Disney onsite / final round experience: how it really goes (2026, streaming org)

sre_sol · 5 replies

Finished my Disney onsite last month. Writing this up while it's fresh. This was for a senior frontend/fullstack role on the Disney+ web team, based in San Francisco.

The onsite was 4 hours virtual, split into 4 rounds with short breaks. Here's exactly how each went:

Round 1: Coding (45 min) Two problems in a shared IDE. First was a string parsing problem, medium difficulty. Second was a tree traversal. I didn't finish the second one perfectly but walked through my approach clearly. They told me after that talking through partial solutions is fine if you're explicit about what you'd fix.

Round 2: System Design (60 min) Design a scalable notification system for Disney+ (think 'your show dropped a new episode'). Push notifications, email, and in-app. They wanted me to think about fan-out at scale, deduplication, and user preferences. Pretty standard distributed systems territory but they pushed on the user preferences model more than I expected. Who owns that data? How does it sync across devices?
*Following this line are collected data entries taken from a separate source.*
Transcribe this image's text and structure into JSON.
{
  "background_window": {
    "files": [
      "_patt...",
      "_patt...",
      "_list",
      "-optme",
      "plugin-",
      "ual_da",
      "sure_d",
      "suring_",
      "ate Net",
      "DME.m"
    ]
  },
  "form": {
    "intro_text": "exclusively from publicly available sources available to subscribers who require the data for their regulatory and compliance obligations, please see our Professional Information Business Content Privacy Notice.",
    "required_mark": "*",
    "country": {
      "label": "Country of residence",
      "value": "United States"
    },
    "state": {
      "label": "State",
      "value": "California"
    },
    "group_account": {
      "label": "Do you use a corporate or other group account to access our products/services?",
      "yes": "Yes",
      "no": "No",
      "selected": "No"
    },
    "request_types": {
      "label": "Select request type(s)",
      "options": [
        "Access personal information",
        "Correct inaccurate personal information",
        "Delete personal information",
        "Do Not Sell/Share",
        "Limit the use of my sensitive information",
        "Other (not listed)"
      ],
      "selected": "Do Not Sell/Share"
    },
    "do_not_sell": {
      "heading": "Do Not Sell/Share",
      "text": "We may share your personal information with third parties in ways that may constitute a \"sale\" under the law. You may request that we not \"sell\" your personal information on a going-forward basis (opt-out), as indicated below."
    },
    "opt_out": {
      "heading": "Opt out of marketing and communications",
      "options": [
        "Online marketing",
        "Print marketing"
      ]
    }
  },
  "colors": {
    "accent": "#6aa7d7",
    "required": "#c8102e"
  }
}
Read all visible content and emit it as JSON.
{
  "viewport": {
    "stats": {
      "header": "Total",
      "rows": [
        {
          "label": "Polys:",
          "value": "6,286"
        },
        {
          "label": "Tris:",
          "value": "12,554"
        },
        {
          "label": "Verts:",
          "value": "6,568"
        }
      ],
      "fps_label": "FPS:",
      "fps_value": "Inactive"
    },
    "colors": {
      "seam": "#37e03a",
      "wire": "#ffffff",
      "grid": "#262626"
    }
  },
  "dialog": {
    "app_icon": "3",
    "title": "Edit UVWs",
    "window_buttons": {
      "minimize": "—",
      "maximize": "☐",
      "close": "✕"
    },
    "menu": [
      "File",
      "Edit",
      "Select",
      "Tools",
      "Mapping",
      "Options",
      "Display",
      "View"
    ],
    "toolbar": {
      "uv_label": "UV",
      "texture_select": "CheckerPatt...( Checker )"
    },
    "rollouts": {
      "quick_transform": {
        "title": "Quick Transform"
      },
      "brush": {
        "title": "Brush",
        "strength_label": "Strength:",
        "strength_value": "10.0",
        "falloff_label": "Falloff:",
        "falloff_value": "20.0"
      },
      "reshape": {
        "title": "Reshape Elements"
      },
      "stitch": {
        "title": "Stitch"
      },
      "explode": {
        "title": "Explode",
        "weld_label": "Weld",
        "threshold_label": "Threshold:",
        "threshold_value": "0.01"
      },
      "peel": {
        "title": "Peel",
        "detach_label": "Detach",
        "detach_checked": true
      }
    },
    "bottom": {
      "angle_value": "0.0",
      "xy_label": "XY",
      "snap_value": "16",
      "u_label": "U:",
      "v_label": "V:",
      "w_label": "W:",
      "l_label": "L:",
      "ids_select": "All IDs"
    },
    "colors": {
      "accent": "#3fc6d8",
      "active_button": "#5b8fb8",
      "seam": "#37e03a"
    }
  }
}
Round 3: Behavioral (45 min) Senior hiring manager. Heavy on leadership and influence without authority. 'Tell me about a time you drove alignment across multiple teams.' 'Describe a time you pushed back on a product decision and what happened.' Had my STAR stories prepped and it went smoothly.

Round 4: Behavioral / Culture (45 min) Another senior IC from the team. More conversational than structured. We talked about how I approach code reviews, what I think makes a good engineering culture, and what drew me to Disney specifically. This felt like the 'would I want to work with this person' round.

Debrief: I got a call from the recruiter 8 days later. Offer extended. The wait was the hardest part. No status update in between.

One thing I didn't expect: they asked multiple rounds about how I collaborate with designers and PMs. The Disney+ web team seems to care a lot about cross-functional communication, probably because design is so central to the Disney brand.

5 replies

brand_ben

The designer collaboration questions make sense for Disney. The visual identity of Disney+ is really tightly controlled and I imagine engineers who dismiss design feedback don't last long there.

infra_ines

8 days for a debrief call is actually fast for a company this size. Did they give any signal during the call before the offer, or was it completely cold?

frontend_fran

The recruiter opened with 'I have good news' which I appreciated. No ambiguous 'we want to share some updates.' Straight to it.

qa_quinn

Was there any testing or QA mindset asked about in the coding or design rounds? Curious how they think about test coverage for something like Disney+.

alex_design

SF rates for Disney means what, roughly? Curious if they're paying FAANG-adjacent or entertainment-company-adjacent.